On the last day of our mission in Gitega, a circle of ladder backed chairs were set on the sloping dry lawn in the center of the orphanage buildings. Our team was seated, and the children gathered around us. They ran to each one of us, choosing who they would embrace. Three tiny figures, two boys and a girl, came to me and wrapped their arms around me. They placed their hands on my shoulders and knees. We were told that they would pray for us.

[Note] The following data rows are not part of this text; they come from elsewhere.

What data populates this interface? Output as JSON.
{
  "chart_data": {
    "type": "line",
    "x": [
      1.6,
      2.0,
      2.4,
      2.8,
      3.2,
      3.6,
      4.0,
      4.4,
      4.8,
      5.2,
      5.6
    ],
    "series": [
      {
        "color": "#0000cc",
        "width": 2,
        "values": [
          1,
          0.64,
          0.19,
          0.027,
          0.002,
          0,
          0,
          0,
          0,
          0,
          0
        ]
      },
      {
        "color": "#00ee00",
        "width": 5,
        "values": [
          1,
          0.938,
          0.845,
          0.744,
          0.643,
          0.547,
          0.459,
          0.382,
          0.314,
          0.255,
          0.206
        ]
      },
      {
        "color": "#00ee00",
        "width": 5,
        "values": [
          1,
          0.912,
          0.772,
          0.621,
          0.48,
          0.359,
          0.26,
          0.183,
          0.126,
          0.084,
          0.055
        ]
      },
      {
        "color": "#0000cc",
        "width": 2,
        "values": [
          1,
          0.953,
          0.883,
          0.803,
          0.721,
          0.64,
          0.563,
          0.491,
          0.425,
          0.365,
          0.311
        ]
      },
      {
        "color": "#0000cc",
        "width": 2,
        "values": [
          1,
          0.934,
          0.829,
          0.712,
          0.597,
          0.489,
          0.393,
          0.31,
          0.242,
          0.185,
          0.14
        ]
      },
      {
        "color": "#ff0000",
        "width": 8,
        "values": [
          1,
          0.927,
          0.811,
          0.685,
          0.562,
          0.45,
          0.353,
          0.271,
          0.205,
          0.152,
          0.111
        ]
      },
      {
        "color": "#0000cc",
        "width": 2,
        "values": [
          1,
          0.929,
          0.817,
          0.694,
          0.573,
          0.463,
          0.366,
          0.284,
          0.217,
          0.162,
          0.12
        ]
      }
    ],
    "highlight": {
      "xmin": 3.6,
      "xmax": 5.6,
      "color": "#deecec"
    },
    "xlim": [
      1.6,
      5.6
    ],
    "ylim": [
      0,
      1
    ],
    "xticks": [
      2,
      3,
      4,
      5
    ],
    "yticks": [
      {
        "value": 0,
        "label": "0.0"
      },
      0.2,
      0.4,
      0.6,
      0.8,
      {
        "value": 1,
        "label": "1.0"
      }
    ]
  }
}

We had come to Africa to help them. We had given the children the only playground in the entire country. It was a playground worthy of any American child and large enough for an entire orphanage of children to play on at the same time. We had carried rocks from the sixteen truck loads that had been dumped up the hill and would form the foundation for a new orphan’s home below. We had worked beside the African men and women who bore large stones on their heads in an endless procession. We were shamed that we could not work as hard as they. We had decorated the area school with the only monumental art in the country. With the exception of a few fence panels around the zoo in Bujumbura, a few political slogans, and a hand full of advertisements, there is no other outdoor art to be found in Burundi. Our mural of Noah’s Ark is a message of hope to the hundreds of people who pass by on the red dirt road behind the New Hope School. And yet, with all of our gifts to them, these children were gathered around to pray for us.
They began their pray. Their tiny voices melded together in chant-like sound, words in Kirundi that I did not understand. They held me and as they prayed, I began to cry. Thiers was the voice of God, and I was privileged to be listening. I did not know what they were saying, but I knew their words were holy. Their sounds lifted higher, and everyone in the circle was crying. Yes, I was blessed, blessed by angels whose voices were sweet and clear. Their quiet prayers call out from the center of Africa, from a country too long forgotten. I did not want to leave them. I will never forget the wonderful day that I received my holiest blessing. It was a blessing that came without cassock or robe, from children with crosses made from Popsicle sticks that hung around their necks.
My mother was right. You cannot make assumptions based on looks. Doing so this morning would have prevented me from tasting the sweet passion fruit on my plate for breakfast. God comes in many forms. If we presume to know his exact appearance, then we may very well miss him completely. I am grateful to God for so many blessings this year. I am most grateful to have been able to look into his face through the smiles of his beloved orphaned children who live in the remote mountains of a war torn country.
The faces of God are all around me in Bali. They smile from the restaurants, the streets, the shops, and the temples. They look up in pain as they beg for handouts on the sidewalks of Ubud. They are all around us, no matter where we live. As I step over the obstacles in my own live, dancing my way through this journey, may I see the offerings place by God in my path. May I recognize them as holy and treat them as such.